Princess Margarita of Baden (Margarete Alice Thyra Viktoria Marie Louise Scholastica; 14 July 1932 – 15 January 2013) was the only daughter of Berthold, Margrave of Baden, and Princess Theodora of Greece and Denmark. She was the eldest surviving cousin of King Charles III and eldest surviving niece of Queen Elizabeth II and Prince Philip, Duke of Edinburgh.

==Early life==
Margarita was born on 14 July 1932 at Schloss Salem, Germany, and grew up there. She was the eldest child and only daughter of Berthold, Margrave of Baden, who ran a school jointly with Kurt Hahn, and Princess Theodora of Greece and Denmark, older sister of Prince Philip, Duke of Edinburgh. Margarita was the first great-great-great-granddaughter of Queen Victoria.

She came to live in London in 1948, and trained as a nurse at St Thomas' Hospital. During this time, she was often seen with her cousins Princess Christina of Hesse and Princess Beatrix of Hohenlohe-Langenburg. Beatrix was briefly engaged to Margarita's brother Prince Maximilian, and Christina became Margarita's future sister-in-law by marrying Prince Andrew of Yugoslavia.
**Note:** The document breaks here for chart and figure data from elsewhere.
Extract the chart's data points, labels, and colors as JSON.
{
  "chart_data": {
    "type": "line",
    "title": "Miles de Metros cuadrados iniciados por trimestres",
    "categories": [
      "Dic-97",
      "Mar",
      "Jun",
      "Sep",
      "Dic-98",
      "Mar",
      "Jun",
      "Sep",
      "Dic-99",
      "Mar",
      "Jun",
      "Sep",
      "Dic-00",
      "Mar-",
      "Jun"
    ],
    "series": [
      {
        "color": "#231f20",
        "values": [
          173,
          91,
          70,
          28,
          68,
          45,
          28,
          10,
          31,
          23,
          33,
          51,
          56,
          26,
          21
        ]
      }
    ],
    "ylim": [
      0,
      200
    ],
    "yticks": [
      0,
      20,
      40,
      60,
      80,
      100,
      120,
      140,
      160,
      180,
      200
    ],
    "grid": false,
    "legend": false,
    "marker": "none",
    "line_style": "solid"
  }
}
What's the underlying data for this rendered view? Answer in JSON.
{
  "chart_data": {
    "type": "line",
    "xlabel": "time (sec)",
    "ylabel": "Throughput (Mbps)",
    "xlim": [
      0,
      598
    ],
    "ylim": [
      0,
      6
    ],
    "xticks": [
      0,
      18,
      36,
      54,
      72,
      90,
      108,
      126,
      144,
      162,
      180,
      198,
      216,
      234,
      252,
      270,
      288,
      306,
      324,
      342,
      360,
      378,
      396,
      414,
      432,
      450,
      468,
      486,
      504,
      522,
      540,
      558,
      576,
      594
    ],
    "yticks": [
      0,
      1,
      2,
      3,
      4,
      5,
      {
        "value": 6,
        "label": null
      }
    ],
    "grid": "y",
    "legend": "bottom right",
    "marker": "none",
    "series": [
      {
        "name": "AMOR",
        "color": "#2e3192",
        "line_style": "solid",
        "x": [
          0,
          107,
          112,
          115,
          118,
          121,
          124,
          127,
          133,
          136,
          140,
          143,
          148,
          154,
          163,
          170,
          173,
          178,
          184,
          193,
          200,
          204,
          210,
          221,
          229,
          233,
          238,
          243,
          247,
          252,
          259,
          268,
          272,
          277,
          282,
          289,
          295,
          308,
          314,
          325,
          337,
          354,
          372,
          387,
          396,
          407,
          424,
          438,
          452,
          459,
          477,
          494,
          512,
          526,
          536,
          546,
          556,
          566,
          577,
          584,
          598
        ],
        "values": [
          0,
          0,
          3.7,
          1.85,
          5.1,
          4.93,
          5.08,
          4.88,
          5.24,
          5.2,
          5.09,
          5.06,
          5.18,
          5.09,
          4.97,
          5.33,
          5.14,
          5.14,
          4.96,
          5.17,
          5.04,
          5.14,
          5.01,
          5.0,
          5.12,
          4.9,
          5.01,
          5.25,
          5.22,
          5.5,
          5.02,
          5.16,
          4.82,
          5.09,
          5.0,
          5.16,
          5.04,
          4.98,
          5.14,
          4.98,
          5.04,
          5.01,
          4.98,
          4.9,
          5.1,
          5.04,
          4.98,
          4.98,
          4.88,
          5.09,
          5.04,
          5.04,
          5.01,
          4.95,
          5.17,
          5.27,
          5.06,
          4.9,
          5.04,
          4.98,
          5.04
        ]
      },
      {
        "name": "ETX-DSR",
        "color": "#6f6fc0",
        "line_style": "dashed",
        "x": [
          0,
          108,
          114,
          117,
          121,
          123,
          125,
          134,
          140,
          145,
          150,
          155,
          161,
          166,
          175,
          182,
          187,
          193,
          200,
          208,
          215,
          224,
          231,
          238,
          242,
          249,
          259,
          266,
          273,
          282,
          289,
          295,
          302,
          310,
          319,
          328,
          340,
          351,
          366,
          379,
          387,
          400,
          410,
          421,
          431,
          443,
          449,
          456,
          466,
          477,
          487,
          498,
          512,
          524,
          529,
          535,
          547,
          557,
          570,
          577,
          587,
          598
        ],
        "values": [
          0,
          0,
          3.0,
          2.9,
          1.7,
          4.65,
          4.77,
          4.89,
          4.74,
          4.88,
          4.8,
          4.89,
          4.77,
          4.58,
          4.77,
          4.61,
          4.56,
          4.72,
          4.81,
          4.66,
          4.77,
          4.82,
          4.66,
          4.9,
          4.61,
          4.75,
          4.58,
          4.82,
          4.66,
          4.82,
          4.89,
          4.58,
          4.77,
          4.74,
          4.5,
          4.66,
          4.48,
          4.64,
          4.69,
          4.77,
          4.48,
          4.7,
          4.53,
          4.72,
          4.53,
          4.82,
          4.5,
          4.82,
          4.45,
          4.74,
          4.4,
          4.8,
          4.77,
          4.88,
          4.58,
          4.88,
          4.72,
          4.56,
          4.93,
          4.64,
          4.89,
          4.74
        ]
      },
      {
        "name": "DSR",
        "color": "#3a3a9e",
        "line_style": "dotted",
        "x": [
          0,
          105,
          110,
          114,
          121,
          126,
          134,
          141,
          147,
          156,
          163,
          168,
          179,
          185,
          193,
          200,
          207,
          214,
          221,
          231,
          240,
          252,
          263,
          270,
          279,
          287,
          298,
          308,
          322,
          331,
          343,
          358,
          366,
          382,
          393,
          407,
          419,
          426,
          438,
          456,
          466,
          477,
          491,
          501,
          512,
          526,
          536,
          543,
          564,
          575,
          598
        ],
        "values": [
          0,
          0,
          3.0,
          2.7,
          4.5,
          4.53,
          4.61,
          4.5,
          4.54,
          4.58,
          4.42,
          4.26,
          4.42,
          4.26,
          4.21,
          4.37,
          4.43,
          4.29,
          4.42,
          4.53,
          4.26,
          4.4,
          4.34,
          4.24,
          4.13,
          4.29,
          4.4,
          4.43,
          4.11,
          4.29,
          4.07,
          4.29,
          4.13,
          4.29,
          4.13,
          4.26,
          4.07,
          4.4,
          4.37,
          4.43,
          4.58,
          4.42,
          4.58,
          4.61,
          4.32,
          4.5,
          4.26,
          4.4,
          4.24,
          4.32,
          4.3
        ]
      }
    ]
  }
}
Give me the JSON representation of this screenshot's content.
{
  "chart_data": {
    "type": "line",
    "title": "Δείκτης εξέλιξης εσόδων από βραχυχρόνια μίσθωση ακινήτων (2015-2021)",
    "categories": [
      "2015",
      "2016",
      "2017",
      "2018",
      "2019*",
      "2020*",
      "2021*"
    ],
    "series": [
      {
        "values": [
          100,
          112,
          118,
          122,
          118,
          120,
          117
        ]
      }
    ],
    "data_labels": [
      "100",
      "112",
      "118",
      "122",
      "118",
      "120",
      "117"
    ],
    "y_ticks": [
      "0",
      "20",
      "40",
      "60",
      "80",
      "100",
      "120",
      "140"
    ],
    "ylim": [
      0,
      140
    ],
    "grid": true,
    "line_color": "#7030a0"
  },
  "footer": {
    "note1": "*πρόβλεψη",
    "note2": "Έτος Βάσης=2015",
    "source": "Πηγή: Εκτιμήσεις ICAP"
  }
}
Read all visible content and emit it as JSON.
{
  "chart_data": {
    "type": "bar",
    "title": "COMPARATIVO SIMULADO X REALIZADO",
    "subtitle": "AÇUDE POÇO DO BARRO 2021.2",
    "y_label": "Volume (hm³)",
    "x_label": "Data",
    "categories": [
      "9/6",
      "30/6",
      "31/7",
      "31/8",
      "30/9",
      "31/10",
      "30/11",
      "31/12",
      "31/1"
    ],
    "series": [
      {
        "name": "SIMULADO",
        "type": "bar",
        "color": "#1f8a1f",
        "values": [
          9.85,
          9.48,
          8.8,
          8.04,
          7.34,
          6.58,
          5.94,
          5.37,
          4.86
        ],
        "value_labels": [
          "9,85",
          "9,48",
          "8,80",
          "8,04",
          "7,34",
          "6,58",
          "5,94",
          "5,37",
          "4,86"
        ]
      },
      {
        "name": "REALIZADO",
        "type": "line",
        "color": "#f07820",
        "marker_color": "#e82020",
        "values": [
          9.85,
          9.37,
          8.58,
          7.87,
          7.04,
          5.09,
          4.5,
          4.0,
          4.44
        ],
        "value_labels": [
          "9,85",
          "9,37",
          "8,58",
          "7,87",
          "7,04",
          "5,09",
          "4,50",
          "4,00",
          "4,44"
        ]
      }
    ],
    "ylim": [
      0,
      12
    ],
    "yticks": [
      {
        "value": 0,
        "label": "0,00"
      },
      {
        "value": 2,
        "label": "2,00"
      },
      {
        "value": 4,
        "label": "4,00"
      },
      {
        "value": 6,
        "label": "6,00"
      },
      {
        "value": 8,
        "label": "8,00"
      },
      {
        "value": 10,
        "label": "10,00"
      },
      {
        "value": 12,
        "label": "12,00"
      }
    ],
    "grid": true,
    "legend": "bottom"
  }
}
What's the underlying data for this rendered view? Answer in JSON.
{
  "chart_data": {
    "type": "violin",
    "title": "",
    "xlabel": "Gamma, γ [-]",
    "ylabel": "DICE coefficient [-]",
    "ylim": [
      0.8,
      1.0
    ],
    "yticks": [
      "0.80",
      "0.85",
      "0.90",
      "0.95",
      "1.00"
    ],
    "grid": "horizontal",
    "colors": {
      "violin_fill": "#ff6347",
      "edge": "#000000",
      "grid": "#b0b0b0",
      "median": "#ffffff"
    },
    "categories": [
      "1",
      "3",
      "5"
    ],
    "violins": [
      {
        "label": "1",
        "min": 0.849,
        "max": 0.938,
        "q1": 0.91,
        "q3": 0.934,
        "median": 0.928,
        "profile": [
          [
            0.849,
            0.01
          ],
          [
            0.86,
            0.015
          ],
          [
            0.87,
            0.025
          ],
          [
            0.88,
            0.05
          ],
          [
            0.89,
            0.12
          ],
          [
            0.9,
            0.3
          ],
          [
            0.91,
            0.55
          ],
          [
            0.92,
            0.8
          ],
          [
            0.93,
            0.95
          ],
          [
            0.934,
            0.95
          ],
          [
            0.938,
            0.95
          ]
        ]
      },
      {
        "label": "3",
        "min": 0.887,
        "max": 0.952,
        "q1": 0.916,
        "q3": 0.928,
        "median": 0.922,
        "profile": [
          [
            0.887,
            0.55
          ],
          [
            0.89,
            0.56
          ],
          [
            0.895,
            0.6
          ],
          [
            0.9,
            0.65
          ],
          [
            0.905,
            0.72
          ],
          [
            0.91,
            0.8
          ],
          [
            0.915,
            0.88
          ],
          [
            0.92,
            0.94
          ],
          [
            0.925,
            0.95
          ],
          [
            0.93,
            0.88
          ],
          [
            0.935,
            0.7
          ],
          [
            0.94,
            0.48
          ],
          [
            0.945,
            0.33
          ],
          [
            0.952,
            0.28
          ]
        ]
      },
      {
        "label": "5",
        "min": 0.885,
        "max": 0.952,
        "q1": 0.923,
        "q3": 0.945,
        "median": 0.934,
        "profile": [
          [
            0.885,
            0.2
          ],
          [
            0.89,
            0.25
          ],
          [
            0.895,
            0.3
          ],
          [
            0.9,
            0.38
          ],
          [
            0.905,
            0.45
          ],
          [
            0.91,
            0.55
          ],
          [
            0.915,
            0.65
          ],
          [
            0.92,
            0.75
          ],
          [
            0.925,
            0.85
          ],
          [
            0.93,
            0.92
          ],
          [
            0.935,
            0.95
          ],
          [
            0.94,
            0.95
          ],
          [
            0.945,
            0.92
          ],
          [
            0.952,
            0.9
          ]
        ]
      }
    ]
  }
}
Also during this time, Margarita attended the 1953 coronation of her aunt, Queen Elizabeth II. While in London, she met Prince Tomislav, a member of the exiled Yugoslav royal family as a younger brother of the former King Peter II of Yugoslavia. Tomislav was a third cousin of Margarita's mother; both were great-great-grandchildren of Queen Victoria and Prince Albert. Margarita and Tomislav became engaged on 2 January 1956. She took part in the ship tour organized by King Paul of Greece and Queen Frederica in 1954, which became known as the "Cruise of the Kings" and was attended by over 100 royals from all over Europe.

==Marriage==
On 5 June 1957 Margarita married Prince Tomislav of Yugoslavia, younger brother of the former King Peter II of Yugoslavia, in a civil ceremony in Salem followed by Lutheran and Serbian Orthodox church services on 6 June. She wore a "plain white corded silk dress with a V-neckline, long sleeves, and a full skirt, and an old family train" with an orange blossom garland. Her train was carried by her first cousins Princes Welf and George of Hanover. Prince Philip, Duke of Edinburgh (her maternal uncle), and King Simeon of Bulgaria were among the guests. From this marriage were born:
- Prince Nikola of Yugoslavia (born 1958)|Prince Nikola of Yugoslavia (born 15 March 1958, London); married to Ljiljana Licanin (b. 12 December 1957 in Zemun, Serbia) on 30 August 1992 in Denmark. They have a daughter:
  - Princess Marija (b. 31 August 1993, Belgrade).
- Princess Katarina of Yugoslavia (b. 28 November 1959, King's College Hospital, London). She was married for several years to Sir Desmond de Silva QC, KStJ (b. 13 December 1939 Sri Lanka), has a daughter and works in public relations. They have a daughter:
  - Victoria Marie Esmé Margarita de Silva (b. 6 September 1991).

The couple settled in the United Kingdom, running a fruit farm near Billingshurst in Sussex. They were divorced in 1981.

==Later years==
Margarita was a champion of Serbian charities and was also president of the Convent of Martha and Mary in Moscow.

Margarita died on 15 January 2013 in Farnham, Surrey, after a long illness. Her funeral was held at Serbian Orthodox Church of Saint Sava in Notting Hill on 24 January 2013. Her uncle the Duke of Edinburgh, Queen Anne-Marie of Greece, and her nephew Alexander, Crown Prince of Yugoslavia, were among the mourners. Margarita was buried in the family cemetery at Stefansfeld near Baden, Germany, on 28 January 2013.